Несколько дней назад сюда в Швейцарию, в эти забытые места, приезжал мой друг писатель, с которым нас объединяли общий день рождения и любовь к «Сильвии». Он готовил лекции, одна из которых была посвящена Нервалю. Этот приятель всегда хвастал тем, что спокойно переносит мою мрачную мину и перепады настроения. Он очень знаменит, гораздо больше, чем я. И здесь, в швейцарской долине, вдали от суеты, мой друг был весел больше, чем обычно: он уезжал с лекциями в Соединенные Штаты. Я откупорил бутылку Шато д'Икен, ибо он не пил красных вин. Он не без ехидства посмеивался над туристами и худосочными юнцами, которые едут в Париж, чтобы в молчании постоять на улице Вьей Лантерн перед оградой, на которой повесился Нерваль. Я не сказал ему, что тоже стоял там в скорбном благоговении много лет назад. Интересно, встречались ли Шопен и Нерваль? Нерваль родился в 1808 году и умер в 1855-м, Шопен родился двумя годами позже, в 1810-м, а умер на шесть лет раньше, в 1849 году, и с 1830 года жил в Париже. У них было восемнадцать лет для встречи, и все же, по-моему, они не встретились. Известно, что Нерваль в Вене в 1839 году виделся с Листом и с Камилем Плейлем, но с Шопеном — никогда. Возможно, Нерваль знал, кто такой Шопен, а может, и нет. Нерваль был знаменитостью литературного, светского и театрального миров Парижа, а Шопен — всего лишь молодым поляком, ищущим опоры и стабильности.

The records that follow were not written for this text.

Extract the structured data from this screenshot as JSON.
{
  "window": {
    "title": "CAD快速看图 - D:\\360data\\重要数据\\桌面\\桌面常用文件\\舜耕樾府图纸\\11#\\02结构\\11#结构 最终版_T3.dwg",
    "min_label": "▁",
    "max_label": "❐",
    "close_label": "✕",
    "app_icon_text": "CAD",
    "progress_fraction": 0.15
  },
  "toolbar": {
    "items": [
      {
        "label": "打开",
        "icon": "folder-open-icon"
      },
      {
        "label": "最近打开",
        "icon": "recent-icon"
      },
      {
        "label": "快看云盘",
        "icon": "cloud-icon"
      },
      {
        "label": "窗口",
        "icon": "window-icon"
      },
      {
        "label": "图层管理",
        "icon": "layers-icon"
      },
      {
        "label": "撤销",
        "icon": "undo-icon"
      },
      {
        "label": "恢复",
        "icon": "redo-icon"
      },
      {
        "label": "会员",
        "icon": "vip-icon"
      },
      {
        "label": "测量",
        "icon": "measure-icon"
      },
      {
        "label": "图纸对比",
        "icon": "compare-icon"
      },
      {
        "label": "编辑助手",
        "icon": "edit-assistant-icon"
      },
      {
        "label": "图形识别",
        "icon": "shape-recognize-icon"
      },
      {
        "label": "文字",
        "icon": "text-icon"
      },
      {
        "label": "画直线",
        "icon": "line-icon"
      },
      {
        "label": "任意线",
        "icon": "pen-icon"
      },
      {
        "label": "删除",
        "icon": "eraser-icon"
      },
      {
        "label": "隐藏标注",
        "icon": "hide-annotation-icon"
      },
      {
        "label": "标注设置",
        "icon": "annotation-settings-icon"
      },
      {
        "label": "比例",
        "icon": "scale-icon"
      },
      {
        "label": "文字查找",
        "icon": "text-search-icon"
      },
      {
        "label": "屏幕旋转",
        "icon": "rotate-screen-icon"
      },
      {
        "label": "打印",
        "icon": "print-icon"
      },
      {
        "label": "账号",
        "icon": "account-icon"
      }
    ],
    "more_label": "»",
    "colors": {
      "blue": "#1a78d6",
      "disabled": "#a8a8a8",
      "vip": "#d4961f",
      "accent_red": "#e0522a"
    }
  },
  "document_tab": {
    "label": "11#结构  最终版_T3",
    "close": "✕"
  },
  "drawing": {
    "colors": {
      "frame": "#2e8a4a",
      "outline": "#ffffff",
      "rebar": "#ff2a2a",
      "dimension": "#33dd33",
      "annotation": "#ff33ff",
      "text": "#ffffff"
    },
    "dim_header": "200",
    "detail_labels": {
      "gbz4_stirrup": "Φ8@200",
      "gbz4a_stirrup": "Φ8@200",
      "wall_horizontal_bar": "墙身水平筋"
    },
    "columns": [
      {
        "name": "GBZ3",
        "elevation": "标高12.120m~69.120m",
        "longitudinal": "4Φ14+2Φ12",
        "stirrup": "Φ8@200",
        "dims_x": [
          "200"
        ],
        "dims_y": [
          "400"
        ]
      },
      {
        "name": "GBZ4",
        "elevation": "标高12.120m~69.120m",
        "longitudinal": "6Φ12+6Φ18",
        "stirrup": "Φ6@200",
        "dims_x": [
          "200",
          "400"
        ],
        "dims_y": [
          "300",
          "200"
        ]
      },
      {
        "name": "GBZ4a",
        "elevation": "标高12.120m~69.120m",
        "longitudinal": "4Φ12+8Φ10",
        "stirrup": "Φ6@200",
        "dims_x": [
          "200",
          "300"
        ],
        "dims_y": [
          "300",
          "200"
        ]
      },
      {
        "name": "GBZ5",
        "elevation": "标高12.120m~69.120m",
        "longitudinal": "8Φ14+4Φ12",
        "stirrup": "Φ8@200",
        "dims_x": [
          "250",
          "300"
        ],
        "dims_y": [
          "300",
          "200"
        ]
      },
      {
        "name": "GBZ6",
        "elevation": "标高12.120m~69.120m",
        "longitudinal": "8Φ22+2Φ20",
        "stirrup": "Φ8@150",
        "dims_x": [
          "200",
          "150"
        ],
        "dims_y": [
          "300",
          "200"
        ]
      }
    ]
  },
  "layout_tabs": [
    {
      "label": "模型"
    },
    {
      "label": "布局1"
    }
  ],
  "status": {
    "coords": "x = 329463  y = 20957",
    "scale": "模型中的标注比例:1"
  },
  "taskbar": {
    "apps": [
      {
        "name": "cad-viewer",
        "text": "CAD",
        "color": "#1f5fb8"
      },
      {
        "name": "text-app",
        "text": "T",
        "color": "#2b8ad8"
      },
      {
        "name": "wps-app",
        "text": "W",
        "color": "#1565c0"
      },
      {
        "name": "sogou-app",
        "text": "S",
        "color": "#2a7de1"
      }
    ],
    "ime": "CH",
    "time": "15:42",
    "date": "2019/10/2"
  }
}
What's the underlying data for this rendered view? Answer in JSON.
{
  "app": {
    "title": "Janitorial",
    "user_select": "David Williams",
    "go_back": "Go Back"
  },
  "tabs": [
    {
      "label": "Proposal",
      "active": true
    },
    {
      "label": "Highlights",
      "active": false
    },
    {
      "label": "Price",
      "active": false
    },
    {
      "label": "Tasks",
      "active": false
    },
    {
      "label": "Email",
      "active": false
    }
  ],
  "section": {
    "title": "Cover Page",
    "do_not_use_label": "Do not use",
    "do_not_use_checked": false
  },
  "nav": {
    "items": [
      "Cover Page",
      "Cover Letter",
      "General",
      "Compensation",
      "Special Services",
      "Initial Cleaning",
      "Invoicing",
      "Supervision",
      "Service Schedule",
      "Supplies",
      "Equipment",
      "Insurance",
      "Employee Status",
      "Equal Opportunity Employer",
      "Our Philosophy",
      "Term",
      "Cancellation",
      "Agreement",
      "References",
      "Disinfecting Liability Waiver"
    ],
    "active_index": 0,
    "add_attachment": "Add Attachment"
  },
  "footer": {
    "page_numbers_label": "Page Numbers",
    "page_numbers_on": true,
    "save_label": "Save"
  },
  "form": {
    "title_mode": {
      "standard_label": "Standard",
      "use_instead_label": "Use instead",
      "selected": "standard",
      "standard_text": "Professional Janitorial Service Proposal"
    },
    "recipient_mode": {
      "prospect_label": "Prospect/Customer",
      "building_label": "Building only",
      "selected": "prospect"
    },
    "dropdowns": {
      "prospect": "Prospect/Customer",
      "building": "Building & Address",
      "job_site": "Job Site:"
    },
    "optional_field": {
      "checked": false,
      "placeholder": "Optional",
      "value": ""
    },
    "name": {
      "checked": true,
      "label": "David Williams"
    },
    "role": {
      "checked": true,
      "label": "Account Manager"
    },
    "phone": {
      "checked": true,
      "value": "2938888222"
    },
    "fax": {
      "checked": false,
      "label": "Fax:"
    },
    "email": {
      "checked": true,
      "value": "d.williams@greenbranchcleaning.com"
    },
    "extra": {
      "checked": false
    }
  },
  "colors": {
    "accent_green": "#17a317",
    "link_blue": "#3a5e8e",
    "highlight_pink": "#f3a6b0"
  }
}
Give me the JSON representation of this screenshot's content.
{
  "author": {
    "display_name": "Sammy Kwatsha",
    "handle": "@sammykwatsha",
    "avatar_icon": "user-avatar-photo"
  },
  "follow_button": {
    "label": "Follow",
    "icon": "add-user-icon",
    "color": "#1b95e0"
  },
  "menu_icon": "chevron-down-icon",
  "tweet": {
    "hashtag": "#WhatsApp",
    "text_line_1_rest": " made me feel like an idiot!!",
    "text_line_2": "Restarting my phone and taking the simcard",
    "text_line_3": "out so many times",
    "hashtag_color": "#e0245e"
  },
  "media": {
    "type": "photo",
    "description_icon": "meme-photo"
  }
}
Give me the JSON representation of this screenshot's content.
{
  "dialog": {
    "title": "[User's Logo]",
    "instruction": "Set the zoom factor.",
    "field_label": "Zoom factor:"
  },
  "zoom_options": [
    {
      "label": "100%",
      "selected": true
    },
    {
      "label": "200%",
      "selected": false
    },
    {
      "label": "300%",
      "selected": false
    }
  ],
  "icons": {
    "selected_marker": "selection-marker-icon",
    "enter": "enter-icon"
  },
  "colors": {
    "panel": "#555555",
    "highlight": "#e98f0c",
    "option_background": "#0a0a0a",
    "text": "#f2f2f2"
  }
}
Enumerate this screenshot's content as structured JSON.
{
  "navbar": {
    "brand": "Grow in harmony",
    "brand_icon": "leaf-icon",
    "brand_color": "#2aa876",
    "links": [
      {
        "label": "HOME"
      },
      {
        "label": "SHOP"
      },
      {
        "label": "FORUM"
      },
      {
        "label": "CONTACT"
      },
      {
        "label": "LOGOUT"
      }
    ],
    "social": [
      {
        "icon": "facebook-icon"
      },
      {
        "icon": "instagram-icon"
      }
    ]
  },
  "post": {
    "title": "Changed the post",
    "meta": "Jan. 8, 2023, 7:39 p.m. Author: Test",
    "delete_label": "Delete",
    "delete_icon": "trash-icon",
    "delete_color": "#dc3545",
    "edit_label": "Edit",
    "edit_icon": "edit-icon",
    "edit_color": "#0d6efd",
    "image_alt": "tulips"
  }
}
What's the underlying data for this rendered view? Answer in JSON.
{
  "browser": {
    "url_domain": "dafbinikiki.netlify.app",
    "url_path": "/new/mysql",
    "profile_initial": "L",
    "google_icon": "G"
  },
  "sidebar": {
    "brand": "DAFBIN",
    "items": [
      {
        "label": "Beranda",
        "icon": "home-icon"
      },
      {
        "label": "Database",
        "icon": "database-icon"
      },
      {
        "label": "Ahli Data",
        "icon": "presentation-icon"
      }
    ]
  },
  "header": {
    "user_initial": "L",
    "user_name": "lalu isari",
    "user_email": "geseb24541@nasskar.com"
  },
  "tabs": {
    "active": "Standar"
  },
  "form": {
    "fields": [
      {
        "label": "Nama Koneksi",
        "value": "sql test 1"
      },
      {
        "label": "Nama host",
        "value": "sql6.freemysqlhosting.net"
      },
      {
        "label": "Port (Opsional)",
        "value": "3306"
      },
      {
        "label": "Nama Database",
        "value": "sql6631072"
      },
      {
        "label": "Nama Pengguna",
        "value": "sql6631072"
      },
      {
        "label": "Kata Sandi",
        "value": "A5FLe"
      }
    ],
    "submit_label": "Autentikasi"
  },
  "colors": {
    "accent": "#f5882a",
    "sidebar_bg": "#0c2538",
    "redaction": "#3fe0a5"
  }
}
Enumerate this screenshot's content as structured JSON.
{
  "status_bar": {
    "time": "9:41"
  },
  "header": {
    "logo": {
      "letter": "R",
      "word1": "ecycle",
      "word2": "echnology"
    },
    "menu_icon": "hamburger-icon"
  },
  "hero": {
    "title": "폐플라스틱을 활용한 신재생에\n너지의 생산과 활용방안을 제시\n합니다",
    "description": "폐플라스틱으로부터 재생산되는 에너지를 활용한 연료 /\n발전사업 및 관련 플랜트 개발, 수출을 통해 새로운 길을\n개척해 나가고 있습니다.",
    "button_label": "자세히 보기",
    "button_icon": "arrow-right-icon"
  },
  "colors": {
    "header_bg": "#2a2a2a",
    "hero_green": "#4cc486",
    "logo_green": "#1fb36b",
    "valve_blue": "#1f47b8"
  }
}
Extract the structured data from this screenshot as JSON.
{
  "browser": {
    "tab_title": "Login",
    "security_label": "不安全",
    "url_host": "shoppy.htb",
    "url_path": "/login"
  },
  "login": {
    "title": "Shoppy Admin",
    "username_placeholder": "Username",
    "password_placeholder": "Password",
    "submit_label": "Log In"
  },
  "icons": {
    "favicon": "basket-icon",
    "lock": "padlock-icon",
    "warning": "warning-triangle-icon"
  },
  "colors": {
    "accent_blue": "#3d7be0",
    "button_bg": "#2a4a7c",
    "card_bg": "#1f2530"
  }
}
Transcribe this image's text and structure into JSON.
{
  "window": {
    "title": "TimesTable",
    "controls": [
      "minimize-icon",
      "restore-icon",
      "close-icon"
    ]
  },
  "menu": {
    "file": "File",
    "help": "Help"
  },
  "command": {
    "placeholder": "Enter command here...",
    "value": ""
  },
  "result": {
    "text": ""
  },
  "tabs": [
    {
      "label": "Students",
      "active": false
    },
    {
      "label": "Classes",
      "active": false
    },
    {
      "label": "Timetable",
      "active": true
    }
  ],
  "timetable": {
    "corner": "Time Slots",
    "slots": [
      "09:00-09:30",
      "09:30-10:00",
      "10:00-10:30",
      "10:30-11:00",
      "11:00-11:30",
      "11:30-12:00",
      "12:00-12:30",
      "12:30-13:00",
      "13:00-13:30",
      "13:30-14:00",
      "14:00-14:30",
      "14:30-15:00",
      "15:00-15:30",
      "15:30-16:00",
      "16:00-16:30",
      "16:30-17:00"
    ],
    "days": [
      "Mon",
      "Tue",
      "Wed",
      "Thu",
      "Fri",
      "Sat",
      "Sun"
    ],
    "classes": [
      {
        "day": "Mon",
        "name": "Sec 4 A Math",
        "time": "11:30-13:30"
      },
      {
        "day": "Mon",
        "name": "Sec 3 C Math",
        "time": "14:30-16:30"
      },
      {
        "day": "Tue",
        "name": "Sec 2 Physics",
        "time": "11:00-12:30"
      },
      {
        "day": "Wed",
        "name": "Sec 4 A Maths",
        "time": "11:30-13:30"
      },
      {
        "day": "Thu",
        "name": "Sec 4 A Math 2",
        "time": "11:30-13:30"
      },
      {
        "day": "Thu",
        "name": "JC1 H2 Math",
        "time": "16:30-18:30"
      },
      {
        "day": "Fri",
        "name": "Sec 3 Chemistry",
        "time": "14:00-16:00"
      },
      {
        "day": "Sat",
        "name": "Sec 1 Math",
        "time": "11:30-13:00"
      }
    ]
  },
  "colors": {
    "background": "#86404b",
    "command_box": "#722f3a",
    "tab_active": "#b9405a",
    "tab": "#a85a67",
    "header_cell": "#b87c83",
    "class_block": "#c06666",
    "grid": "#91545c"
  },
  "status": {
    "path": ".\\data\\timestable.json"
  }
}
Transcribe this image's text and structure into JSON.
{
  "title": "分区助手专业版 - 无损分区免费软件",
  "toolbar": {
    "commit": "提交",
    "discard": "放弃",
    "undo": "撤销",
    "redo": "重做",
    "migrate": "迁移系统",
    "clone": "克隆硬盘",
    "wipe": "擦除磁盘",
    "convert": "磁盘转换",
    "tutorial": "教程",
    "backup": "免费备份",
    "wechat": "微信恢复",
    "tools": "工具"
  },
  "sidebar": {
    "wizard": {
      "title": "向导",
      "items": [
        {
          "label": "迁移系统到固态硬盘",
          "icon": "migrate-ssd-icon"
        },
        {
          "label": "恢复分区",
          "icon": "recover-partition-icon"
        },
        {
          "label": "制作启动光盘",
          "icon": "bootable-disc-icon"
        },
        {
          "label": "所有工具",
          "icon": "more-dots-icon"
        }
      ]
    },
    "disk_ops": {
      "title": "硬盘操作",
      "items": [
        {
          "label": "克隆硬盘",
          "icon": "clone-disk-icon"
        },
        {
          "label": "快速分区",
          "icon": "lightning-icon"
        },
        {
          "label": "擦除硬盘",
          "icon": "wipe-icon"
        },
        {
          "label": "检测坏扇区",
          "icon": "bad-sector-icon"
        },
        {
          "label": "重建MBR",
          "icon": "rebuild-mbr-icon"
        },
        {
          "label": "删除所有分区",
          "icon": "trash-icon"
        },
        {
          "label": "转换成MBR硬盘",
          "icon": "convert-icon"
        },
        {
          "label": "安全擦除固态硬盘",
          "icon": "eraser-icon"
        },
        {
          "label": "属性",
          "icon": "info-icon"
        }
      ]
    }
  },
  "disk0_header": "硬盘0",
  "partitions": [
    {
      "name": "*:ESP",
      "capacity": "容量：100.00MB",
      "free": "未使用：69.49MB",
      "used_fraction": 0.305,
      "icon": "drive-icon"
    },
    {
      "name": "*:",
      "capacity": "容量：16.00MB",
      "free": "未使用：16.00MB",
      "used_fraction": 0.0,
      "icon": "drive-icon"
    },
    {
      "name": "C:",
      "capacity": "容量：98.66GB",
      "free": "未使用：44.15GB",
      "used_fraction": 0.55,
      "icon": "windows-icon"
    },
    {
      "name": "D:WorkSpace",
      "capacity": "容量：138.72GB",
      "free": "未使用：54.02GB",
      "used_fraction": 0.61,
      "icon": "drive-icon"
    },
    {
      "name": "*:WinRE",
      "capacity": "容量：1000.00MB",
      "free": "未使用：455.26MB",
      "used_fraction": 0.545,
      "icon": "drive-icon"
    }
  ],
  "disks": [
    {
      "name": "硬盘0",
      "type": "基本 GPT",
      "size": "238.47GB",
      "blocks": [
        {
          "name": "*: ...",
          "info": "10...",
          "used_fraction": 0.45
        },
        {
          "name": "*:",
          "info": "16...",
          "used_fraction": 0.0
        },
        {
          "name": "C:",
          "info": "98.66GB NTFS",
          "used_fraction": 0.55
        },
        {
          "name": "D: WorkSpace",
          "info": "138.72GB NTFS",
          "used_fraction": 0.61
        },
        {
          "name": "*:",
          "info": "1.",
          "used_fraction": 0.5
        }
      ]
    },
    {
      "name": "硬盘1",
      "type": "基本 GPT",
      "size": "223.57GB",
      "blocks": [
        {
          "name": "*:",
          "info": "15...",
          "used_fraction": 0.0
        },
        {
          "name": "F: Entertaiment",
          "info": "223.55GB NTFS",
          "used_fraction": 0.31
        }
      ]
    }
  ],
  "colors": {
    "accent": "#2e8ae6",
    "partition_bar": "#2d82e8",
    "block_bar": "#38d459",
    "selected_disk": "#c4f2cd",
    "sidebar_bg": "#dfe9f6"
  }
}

«Сильвия» могла бы свести Шопена с ума своей загадочностью. Его всегда привлекали неясности, хотя сам он временами был очень прост, например, в Этюдах. Что перекликалось для меня в «Сильвии» с музыкой Шопена? Мое романтическое чувство мало связывало меня с Нервалем и еще меньше — с Шопеном. Чего же я искал? Нерваля или его героев? Аурелию, странную актрису, в которую влюблен главный герой? Или Адриану, белокурую и далекую Валуа? Или Сильвию в слезах, в той сцене, когда рассказчик дарит венок Адриане? И какой же из трех женщин рассказчик в действительности домогается? Нет, я не смог бы ни сейчас, ни тогда, в пору душевной смуты, пересказать новеллу. Слишком неясно и темно время повествования, слишком глубока пропасть, которую открывает Нерваль. И в тот день, мечась в тоске по Парижу, я спрашивал себя, случайно ли оказался я на улице Д'Анкара, только ли для того, чтобы усталостью одолеть тоску, или были более глубокие причины? Может, я искал дверь в страну Валуа, в тот замок с башнями цвета пламени, где Нерваль видел девушек, танцующих и поющих в час заката?